Google to start selling electronic books

May 04, 2010
Google on Tuesday said it will soon begin selling electronic books that people can read on any Internet-connected device including Apple's hot-selling iPad tablet computers.

Google on Tuesday said it will soon begin selling electronic books that people can read on any Internet-connected device including Apple's hot-selling iPad tablet computers.

Google will launch an Editions online digital book shop by the end of July and its virtual shelves will be stocked with in-print works with the permission of publishers owning copyrights.

"This e-book service will be device agnostic," Google spokesman Gabriel Stricker told AFP.

Books bought from Google and its partners would be available to any device that has a web browser, from smart phones and the growing number of e-book readers to personal computers.

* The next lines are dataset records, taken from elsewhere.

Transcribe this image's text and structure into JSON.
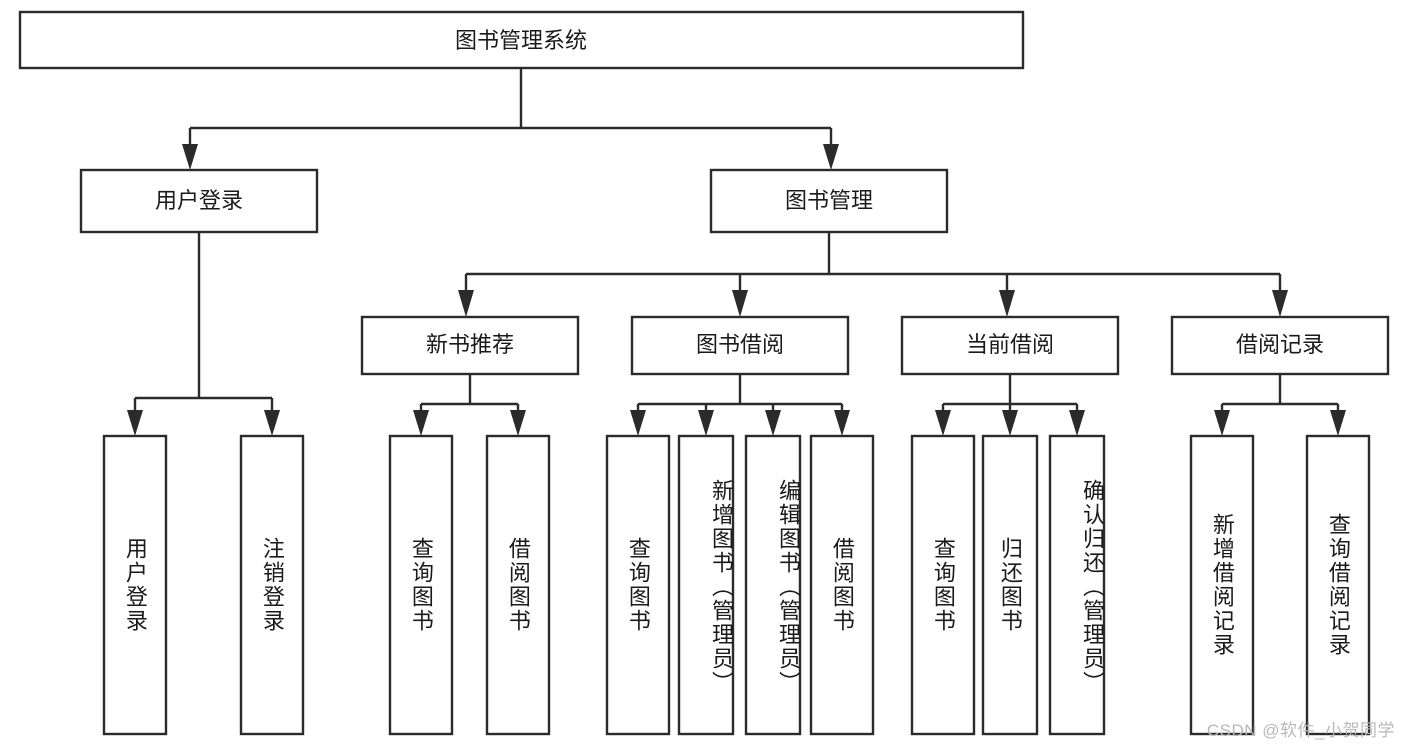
{
  "diagram": {
    "title": "图书管理系统",
    "type": "tree",
    "orientation": "top-down",
    "colors": {
      "box_stroke": "#2b2b2b",
      "box_fill": "#ffffff",
      "text": "#1a1a1a",
      "connector": "#2b2b2b",
      "background": "#ffffff",
      "watermark": "#b9b9b9"
    },
    "root": {
      "label": "图书管理系统",
      "name": "node-book-management-system"
    },
    "level2": [
      {
        "label": "用户登录",
        "name": "node-user-login"
      },
      {
        "label": "图书管理",
        "name": "node-book-management"
      }
    ],
    "level3": [
      {
        "label": "新书推荐",
        "name": "node-new-book-recommend"
      },
      {
        "label": "图书借阅",
        "name": "node-book-borrow"
      },
      {
        "label": "当前借阅",
        "name": "node-current-borrow"
      },
      {
        "label": "借阅记录",
        "name": "node-borrow-record"
      }
    ],
    "leaves": [
      {
        "label": "用户登录",
        "name": "leaf-user-login",
        "parent": "用户登录"
      },
      {
        "label": "注销登录",
        "name": "leaf-logout",
        "parent": "用户登录"
      },
      {
        "label": "查询图书",
        "name": "leaf-query-book-recommend",
        "parent": "新书推荐"
      },
      {
        "label": "借阅图书",
        "name": "leaf-borrow-book-recommend",
        "parent": "新书推荐"
      },
      {
        "label": "查询图书",
        "name": "leaf-query-book-borrow",
        "parent": "图书借阅"
      },
      {
        "label": "新增图书（管理员）",
        "name": "leaf-add-book-admin",
        "parent": "图书借阅"
      },
      {
        "label": "编辑图书（管理员）",
        "name": "leaf-edit-book-admin",
        "parent": "图书借阅"
      },
      {
        "label": "借阅图书",
        "name": "leaf-borrow-book",
        "parent": "图书借阅"
      },
      {
        "label": "查询图书",
        "name": "leaf-query-book-current",
        "parent": "当前借阅"
      },
      {
        "label": "归还图书",
        "name": "leaf-return-book",
        "parent": "当前借阅"
      },
      {
        "label": "确认归还（管理员）",
        "name": "leaf-confirm-return-admin",
        "parent": "当前借阅"
      },
      {
        "label": "新增借阅记录",
        "name": "leaf-add-borrow-record",
        "parent": "借阅记录"
      },
      {
        "label": "查询借阅记录",
        "name": "leaf-query-borrow-record",
        "parent": "借阅记录"
      }
    ],
    "watermark": "CSDN @软件_小贺同学"
  }
}
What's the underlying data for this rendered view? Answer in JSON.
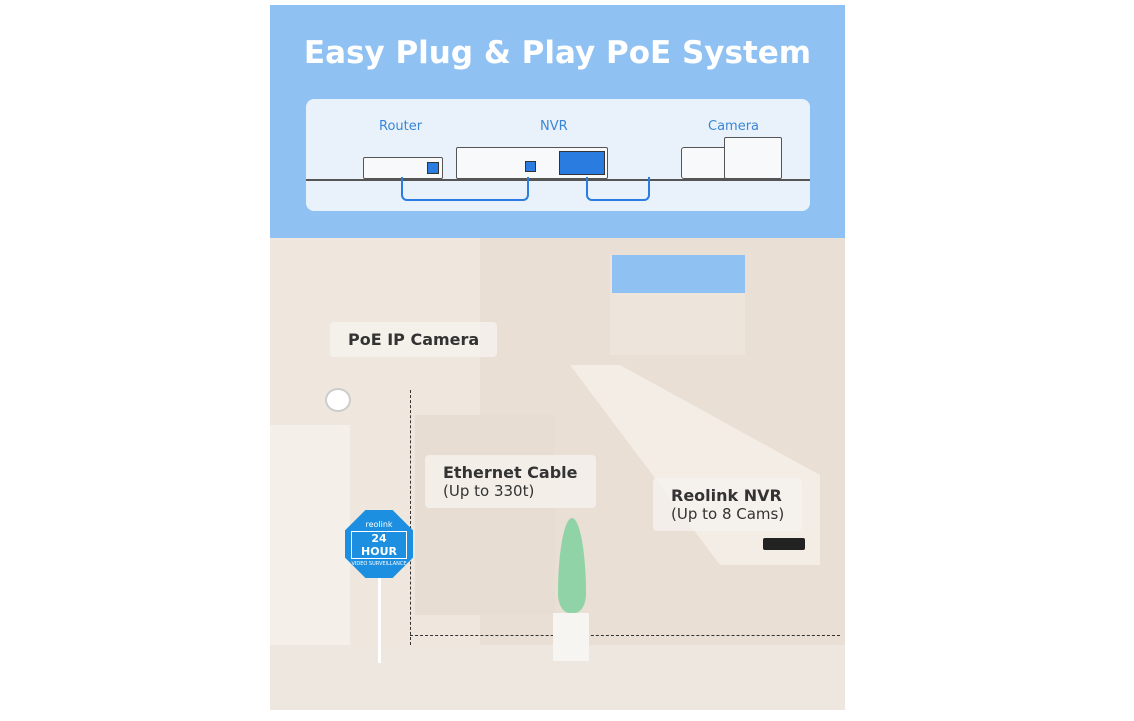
{
  "title": "Easy Plug & Play PoE System",
  "diagram": {
    "router": "Router",
    "nvr": "NVR",
    "camera": "Camera"
  },
  "callouts": {
    "camera": "PoE IP Camera",
    "cable_title": "Ethernet Cable",
    "cable_sub": "(Up to 330t)",
    "nvr_title": "Reolink NVR",
    "nvr_sub": "(Up to 8 Cams)"
  },
  "sign": {
    "brand": "reolink",
    "main": "24 HOUR",
    "sub": "VIDEO SURVEILLANCE"
  },
  "colors": {
    "sky": "#8fc1f2",
    "accent": "#2a7ce0",
    "sign": "#1d8fe0",
    "plant": "#8fd3a6"
  }
}
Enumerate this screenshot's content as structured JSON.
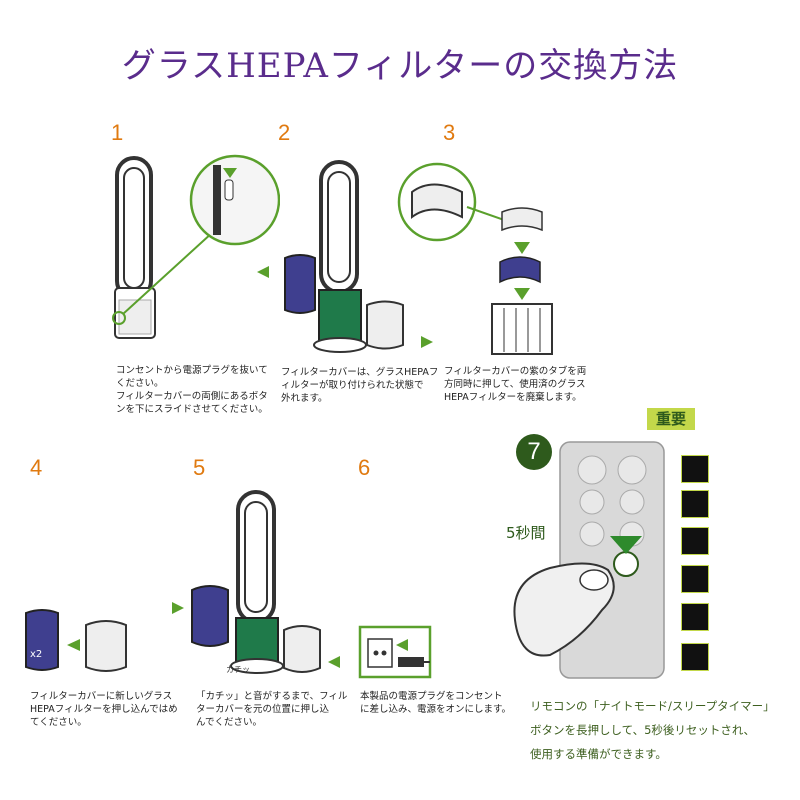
{
  "title": "グラスHEPAフィルターの交換方法",
  "steps": [
    {
      "number": "1",
      "caption": "コンセントから電源プラグを抜いて\nください。\nフィルターカバーの両側にあるボタ\nンを下にスライドさせてください。"
    },
    {
      "number": "2",
      "caption": "フィルターカバーは、グラスHEPAフ\nィルターが取り付けられた状態で\n外れます。"
    },
    {
      "number": "3",
      "caption": "フィルターカバーの紫のタブを両\n方同時に押して、使用済のグラス\nHEPAフィルターを廃棄します。"
    },
    {
      "number": "4",
      "caption": "フィルターカバーに新しいグラス\nHEPAフィルターを押し込んではめ\nてください。"
    },
    {
      "number": "5",
      "caption": "「カチッ」と音がするまで、フィル\nターカバーを元の位置に押し込\nんでください。"
    },
    {
      "number": "6",
      "caption": "本製品の電源プラグをコンセント\nに差し込み、電源をオンにします。"
    }
  ],
  "step7": {
    "number": "7",
    "important_label": "重要",
    "seconds_label": "5秒間",
    "x2_label": "x2",
    "click_label": "カチッ",
    "description": "リモコンの「ナイトモード/スリープタイマー」\nボタンを長押しして、5秒後リセットされ、\n使用する準備ができます。"
  },
  "colors": {
    "title": "#5a2c8c",
    "step_number": "#e07a10",
    "green": "#2e5a1c",
    "highlight": "#c3d84a",
    "filter_purple": "#3f3f8f",
    "filter_green": "#1f7a4a"
  }
}
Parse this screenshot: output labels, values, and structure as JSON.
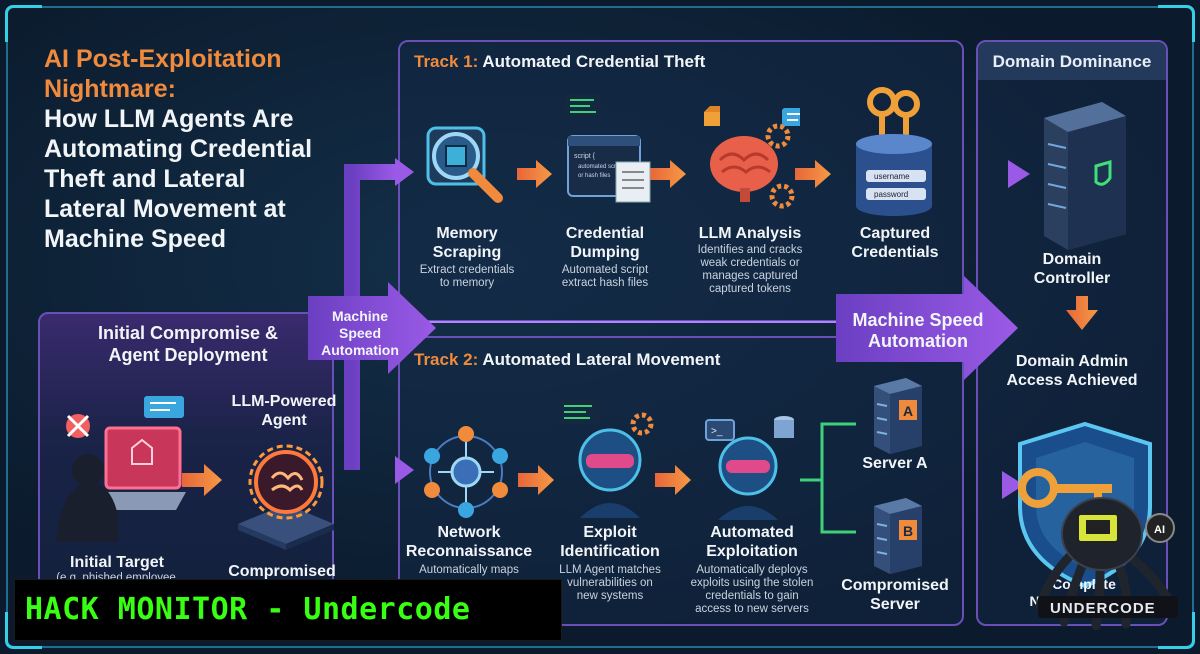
{
  "title": {
    "line1": "AI Post-Exploitation",
    "line2": "Nightmare:",
    "line3": "How LLM Agents Are",
    "line4": "Automating Credential",
    "line5": "Theft and Lateral",
    "line6": "Lateral Movement at",
    "line7": "Machine Speed"
  },
  "track1": {
    "prefix": "Track 1:",
    "title": "Automated Credential Theft",
    "steps": [
      {
        "label1": "Memory",
        "label2": "Scraping",
        "desc1": "Extract credentials",
        "desc2": "to memory",
        "desc3": "",
        "desc4": ""
      },
      {
        "label1": "Credential",
        "label2": "Dumping",
        "desc1": "Automated script",
        "desc2": "extract hash files",
        "desc3": "",
        "desc4": ""
      },
      {
        "label1": "LLM Analysis",
        "label2": "",
        "desc1": "Identifies and cracks",
        "desc2": "weak credentials or",
        "desc3": "manages captured",
        "desc4": "captured tokens"
      },
      {
        "label1": "Captured",
        "label2": "Credentials",
        "desc1": "",
        "desc2": "",
        "desc3": "",
        "desc4": ""
      }
    ],
    "script_text": [
      "script {",
      "automated script",
      "or hash files"
    ],
    "field_username": "username",
    "field_password": "password"
  },
  "track2": {
    "prefix": "Track 2:",
    "title": "Automated Lateral Movement",
    "steps": [
      {
        "label1": "Network",
        "label2": "Reconnaissance",
        "desc1": "Automatically maps",
        "desc2": "...",
        "desc3": "",
        "desc4": ""
      },
      {
        "label1": "Exploit",
        "label2": "Identification",
        "desc1": "LLM Agent matches",
        "desc2": "vulnerabilities on",
        "desc3": "new systems",
        "desc4": ""
      },
      {
        "label1": "Automated",
        "label2": "Exploitation",
        "desc1": "Automatically deploys",
        "desc2": "exploits using the stolen",
        "desc3": "credentials to gain",
        "desc4": "access to new servers"
      }
    ],
    "server_a": "Server A",
    "server_a_letter": "A",
    "server_b_letter": "B",
    "compromised_server1": "Compromised",
    "compromised_server2": "Server"
  },
  "initial": {
    "title1": "Initial Compromise &",
    "title2": "Agent Deployment",
    "agent1": "LLM-Powered",
    "agent2": "Agent",
    "target1": "Initial Target",
    "target2": "(e.g. phished employee",
    "compromised": "Compromised"
  },
  "machine_speed_small": {
    "l1": "Machine",
    "l2": "Speed",
    "l3": "Automation"
  },
  "machine_speed_big": {
    "l1": "Machine Speed",
    "l2": "Automation"
  },
  "domain": {
    "title": "Domain Dominance",
    "controller1": "Domain",
    "controller2": "Controller",
    "admin1": "Domain Admin",
    "admin2": "Access Achieved",
    "network_control1": "Complete",
    "network_control2": "Network Control"
  },
  "banner": "HACK MONITOR - Undercode",
  "logo": {
    "text": "UNDERCODE",
    "badge": "AI"
  },
  "colors": {
    "accent_orange": "#f08a3c",
    "arrow_purple": "#8a4fd8",
    "frame_cyan": "#35d0e6",
    "banner_green": "#39ff14"
  }
}
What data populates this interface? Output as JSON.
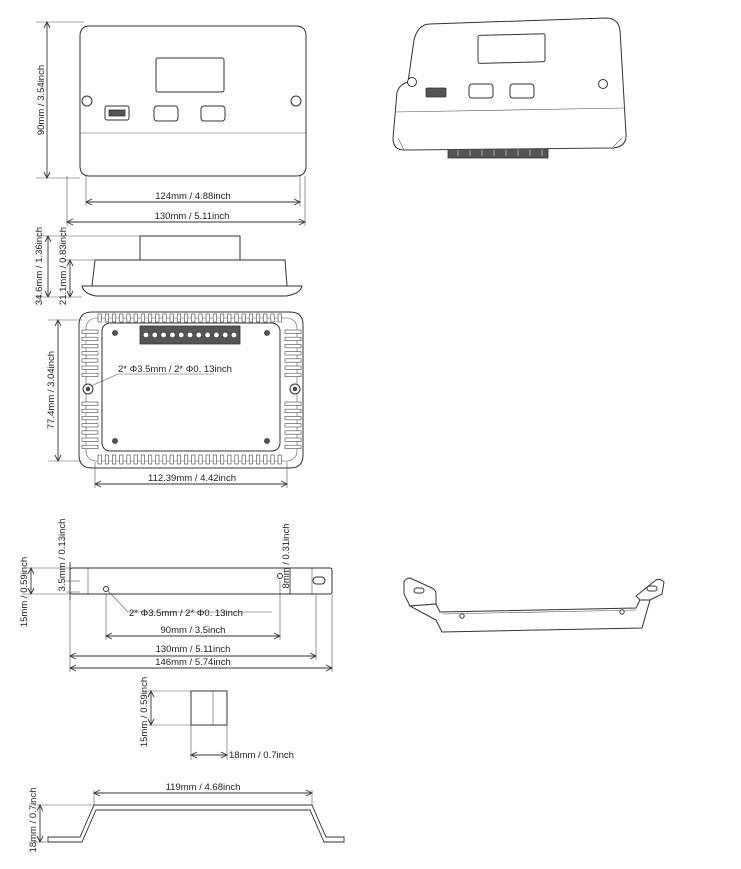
{
  "dimensions": {
    "front_height": "90mm / 3.54inch",
    "front_inner_width": "124mm / 4.88inch",
    "front_outer_width": "130mm /  5.11inch",
    "side_total_depth": "34.6mm / 1.36inch",
    "side_body_depth": "21.1mm / 0.83inch",
    "back_height": "77.4mm / 3.04inch",
    "back_hole_note": "2* Φ3.5mm / 2* Φ0. 13inch",
    "back_width": "112.39mm / 4.42inch",
    "bracket_height": "15mm / 0.59inch",
    "bracket_hole_dia": "3.5mm / 0.13inch",
    "bracket_slot": "8mm / 0.31inch",
    "bracket_hole_note": "2* Φ3.5mm / 2* Φ0. 13inch",
    "bracket_hole_spacing": "90mm / 3.5inch",
    "bracket_span": "130mm / 5.11inch",
    "bracket_length": "146mm / 5.74inch",
    "tab_height": "15mm / 0.59inch",
    "tab_width": "18mm / 0.7inch",
    "bracket_inner_length": "119mm / 4.68inch",
    "bracket_depth": "18mm / 0.7inch"
  },
  "colors": {
    "line": "#333333",
    "terminal": "#555555"
  }
}
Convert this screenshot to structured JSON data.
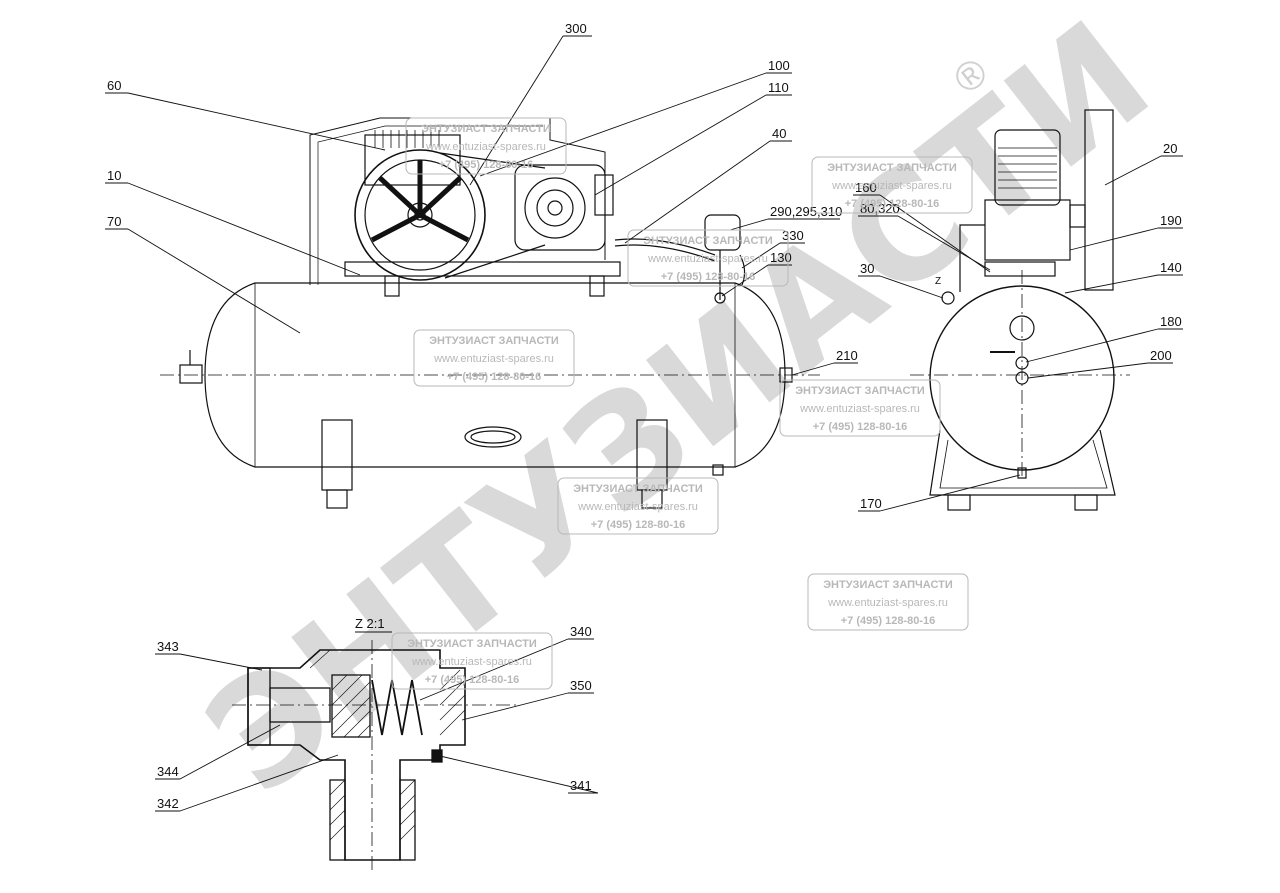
{
  "labels": [
    {
      "key": "300",
      "text": "300"
    },
    {
      "key": "100",
      "text": "100"
    },
    {
      "key": "110",
      "text": "110"
    },
    {
      "key": "60",
      "text": "60"
    },
    {
      "key": "40",
      "text": "40"
    },
    {
      "key": "10",
      "text": "10"
    },
    {
      "key": "70",
      "text": "70"
    },
    {
      "key": "290",
      "text": "290,295,310"
    },
    {
      "key": "330",
      "text": "330"
    },
    {
      "key": "130",
      "text": "130"
    },
    {
      "key": "210",
      "text": "210"
    },
    {
      "key": "160",
      "text": "160"
    },
    {
      "key": "80",
      "text": "80,320"
    },
    {
      "key": "20",
      "text": "20"
    },
    {
      "key": "190",
      "text": "190"
    },
    {
      "key": "140",
      "text": "140"
    },
    {
      "key": "30",
      "text": "30"
    },
    {
      "key": "180",
      "text": "180"
    },
    {
      "key": "200",
      "text": "200"
    },
    {
      "key": "170",
      "text": "170"
    },
    {
      "key": "343",
      "text": "343"
    },
    {
      "key": "340",
      "text": "340"
    },
    {
      "key": "350",
      "text": "350"
    },
    {
      "key": "344",
      "text": "344"
    },
    {
      "key": "342",
      "text": "342"
    },
    {
      "key": "341",
      "text": "341"
    }
  ],
  "detail_title": "Z 2:1",
  "detail_marker": "Z",
  "watermark": {
    "title": "ЭНТУЗИАСТ ЗАПЧАСТИ",
    "url": "www.entuziast-spares.ru",
    "phone": "+7 (495) 128-80-16",
    "big_text": "ЭНТУЗИАСТИ",
    "registered": "®"
  },
  "colors": {
    "line": "#111111",
    "watermark": "#b8b8b8",
    "big_watermark": "#d9d9d9"
  }
}
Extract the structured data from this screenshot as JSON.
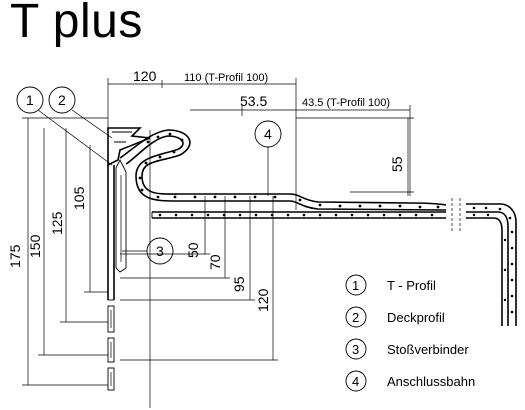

Google books will be able to be read by Kindle readers but will also support the "epub" open standard format backed by the International Digital Publishing Forum and which many publishers now use.

The California-based Internet giant in 2006 invited publishers to sell books for reading online. Advances in Web browser technology since then have made the plan feasible.

Editions is separate from a controversial Google Book Search project to make all the world's written works, including out-of-print titles, available online.

The move brings another heavyweight contender to the increasingly competitive electronic books market. Apple and Amazon each run online digital book shops.

Apple has sold more than a million iPads since it began selling Wi-Fi models in the United States on April 3 and released 3G telecom network enabled models on Friday.

Amazon has been enhancing its Kindle digital book devices to take on iPad tablets, which boast among an array of features.

Google is still awaiting a ruling by a US federal judge pondering the fate of a legal agreement with US authors and publishers that would clear the way for Book Search.